Unstable flow and the vibration phenomena it induces in control valves involve complex fluid dynamics mechanisms, primarily due to flow instability. These include five flow modes: asymmetric continuous flow, symmetric free jets, symmetric oscillation, asymmetric oscillation, and mixed unsteady oscillation. The synchronized and alternating oscillations of annular wall-attached and detached flows exacerbate the vibration of the valve plug–stem assembly. These effects are closely related to valve geometry, flow conditions, and support methods.

Labyrinth-type, profiled-window, multi-hole sleeve, and butterfly valves are susceptible to vortex-induced vibrations at small openings. As fluid passes through pressure-reducing components, periodic vortices may form in the wake, exerting alternating forces on the internal structures of the valve.

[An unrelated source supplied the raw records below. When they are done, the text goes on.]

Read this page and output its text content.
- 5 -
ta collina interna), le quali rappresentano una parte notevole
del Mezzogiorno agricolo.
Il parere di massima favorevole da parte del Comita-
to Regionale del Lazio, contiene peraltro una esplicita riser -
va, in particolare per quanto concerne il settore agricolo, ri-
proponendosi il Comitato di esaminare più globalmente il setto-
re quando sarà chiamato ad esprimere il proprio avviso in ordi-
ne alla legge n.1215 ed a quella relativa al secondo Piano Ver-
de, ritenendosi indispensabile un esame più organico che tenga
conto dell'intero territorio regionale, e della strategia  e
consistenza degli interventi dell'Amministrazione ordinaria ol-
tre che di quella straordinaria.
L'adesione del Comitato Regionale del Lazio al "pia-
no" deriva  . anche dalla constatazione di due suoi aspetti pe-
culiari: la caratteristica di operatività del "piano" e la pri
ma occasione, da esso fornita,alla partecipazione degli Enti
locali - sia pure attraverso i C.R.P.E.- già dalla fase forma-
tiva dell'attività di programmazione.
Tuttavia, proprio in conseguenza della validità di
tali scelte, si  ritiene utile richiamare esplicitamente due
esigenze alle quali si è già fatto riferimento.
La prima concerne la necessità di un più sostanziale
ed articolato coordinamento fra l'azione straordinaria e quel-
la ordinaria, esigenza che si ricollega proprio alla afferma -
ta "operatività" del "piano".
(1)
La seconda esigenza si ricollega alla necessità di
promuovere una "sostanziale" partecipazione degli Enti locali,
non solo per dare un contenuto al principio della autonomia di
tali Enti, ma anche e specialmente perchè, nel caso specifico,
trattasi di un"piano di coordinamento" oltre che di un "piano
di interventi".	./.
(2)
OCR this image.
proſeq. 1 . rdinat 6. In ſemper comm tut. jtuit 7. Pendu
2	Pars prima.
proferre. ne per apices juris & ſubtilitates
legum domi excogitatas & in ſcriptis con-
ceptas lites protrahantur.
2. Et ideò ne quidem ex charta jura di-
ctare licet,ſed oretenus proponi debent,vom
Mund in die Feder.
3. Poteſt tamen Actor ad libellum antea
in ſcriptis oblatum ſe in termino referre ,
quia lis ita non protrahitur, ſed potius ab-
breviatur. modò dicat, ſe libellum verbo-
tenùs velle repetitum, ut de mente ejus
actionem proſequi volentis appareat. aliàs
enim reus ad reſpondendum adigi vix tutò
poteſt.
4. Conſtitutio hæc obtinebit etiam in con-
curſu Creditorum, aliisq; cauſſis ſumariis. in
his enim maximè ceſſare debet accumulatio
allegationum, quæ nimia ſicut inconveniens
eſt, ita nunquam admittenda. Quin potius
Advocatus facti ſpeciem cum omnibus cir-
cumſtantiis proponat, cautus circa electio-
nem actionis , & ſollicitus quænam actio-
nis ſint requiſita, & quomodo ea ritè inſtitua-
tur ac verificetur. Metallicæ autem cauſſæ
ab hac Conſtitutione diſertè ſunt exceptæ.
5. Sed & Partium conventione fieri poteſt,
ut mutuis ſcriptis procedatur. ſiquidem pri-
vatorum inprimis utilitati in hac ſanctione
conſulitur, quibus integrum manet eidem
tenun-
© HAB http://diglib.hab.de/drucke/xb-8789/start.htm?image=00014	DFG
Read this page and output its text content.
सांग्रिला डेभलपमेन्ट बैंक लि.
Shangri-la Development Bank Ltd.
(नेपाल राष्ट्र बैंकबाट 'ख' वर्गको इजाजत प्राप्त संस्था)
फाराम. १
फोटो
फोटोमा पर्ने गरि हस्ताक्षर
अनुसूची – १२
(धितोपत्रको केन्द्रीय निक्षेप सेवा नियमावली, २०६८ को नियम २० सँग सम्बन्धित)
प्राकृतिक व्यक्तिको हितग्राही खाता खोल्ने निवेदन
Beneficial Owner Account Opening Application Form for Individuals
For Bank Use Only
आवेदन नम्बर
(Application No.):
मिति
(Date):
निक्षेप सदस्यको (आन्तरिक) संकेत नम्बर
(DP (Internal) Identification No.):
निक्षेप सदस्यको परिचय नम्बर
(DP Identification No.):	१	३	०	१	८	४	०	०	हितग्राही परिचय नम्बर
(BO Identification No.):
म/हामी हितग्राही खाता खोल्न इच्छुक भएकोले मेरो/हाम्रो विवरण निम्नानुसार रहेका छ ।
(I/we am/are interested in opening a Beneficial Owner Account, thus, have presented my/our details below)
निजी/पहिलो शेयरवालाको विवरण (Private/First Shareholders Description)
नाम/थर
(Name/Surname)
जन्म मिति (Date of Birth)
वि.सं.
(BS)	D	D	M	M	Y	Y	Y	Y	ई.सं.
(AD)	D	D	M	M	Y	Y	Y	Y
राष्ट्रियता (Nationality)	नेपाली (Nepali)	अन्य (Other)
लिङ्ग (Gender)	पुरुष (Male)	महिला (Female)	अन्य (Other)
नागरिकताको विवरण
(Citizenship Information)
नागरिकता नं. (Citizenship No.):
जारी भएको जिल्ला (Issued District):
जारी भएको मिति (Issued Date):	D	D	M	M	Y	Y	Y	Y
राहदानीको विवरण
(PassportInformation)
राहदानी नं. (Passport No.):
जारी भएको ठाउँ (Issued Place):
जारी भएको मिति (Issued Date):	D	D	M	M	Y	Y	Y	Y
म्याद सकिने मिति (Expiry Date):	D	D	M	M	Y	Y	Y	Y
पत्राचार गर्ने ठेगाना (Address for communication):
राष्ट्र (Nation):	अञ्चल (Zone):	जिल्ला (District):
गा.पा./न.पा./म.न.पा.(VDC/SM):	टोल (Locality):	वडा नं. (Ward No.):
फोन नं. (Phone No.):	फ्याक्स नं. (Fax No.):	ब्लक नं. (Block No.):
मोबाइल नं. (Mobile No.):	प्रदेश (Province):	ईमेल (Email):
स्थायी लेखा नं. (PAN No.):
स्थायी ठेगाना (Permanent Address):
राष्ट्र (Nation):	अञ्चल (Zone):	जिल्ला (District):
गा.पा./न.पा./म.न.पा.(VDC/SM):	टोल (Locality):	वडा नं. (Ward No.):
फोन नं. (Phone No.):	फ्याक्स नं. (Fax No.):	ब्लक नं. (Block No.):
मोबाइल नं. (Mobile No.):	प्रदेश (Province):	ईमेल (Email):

If the primary frequency of vortex shedding matches or is close to the valve’s modal frequency, vortex-induced resonance may occur.

Cavitation intensity in control valves primarily depends on the inlet pressure and throttle diameter. Fluctuations in cavitation bubble populations are regarded as a key contributor to vibration in the valve stem assembly. From the perspective of cavitation–vortex interaction, periodic cavitation structures are closely associated with changes in vortex distribution and the presence of large-scale vortices. Similarly, in cavitation–jet interaction, cavitation intensity is positively correlated with jet strength. To mitigate cavitation effects, continuous microjets can be introduced around the main jet. Moreover, calculating cavitation area parameters and the corresponding resonance frequency aids in characterizing cavitation behavior and informing structural design improvements.

Jets, turbulence, and cavitation flow within control valves are the main sources of noise. Compressible fluids form supersonic jets at the throttle, and the resulting multiple shock waves and jet instability excite structural acoustic modes, which are a primary cause of vibration. Vortex interactions generate intense noise, exciting longitudinal acoustic modes, which also contribute to vibration-induced damage to the valve. Additionally, the flow noise produced by the valve may excite downstream piping acoustic modes, leading to damage in downstream components.

To avoid fracture failure of the control valve stem motion assembly caused by flow-induced vibration during operation, measures such as selecting the appropriate type of control valve, changing the dynamic characteristics of the stem–plug motion assembly, optimizing the valve stem structure to reduce localized high stress, adding damping, and altering the fluid flow characteristics within the valve can help. These actions prevent the vibration-induced fracture of the stem motion assembly, extend the control valve’s service life, and improve its overall reliability.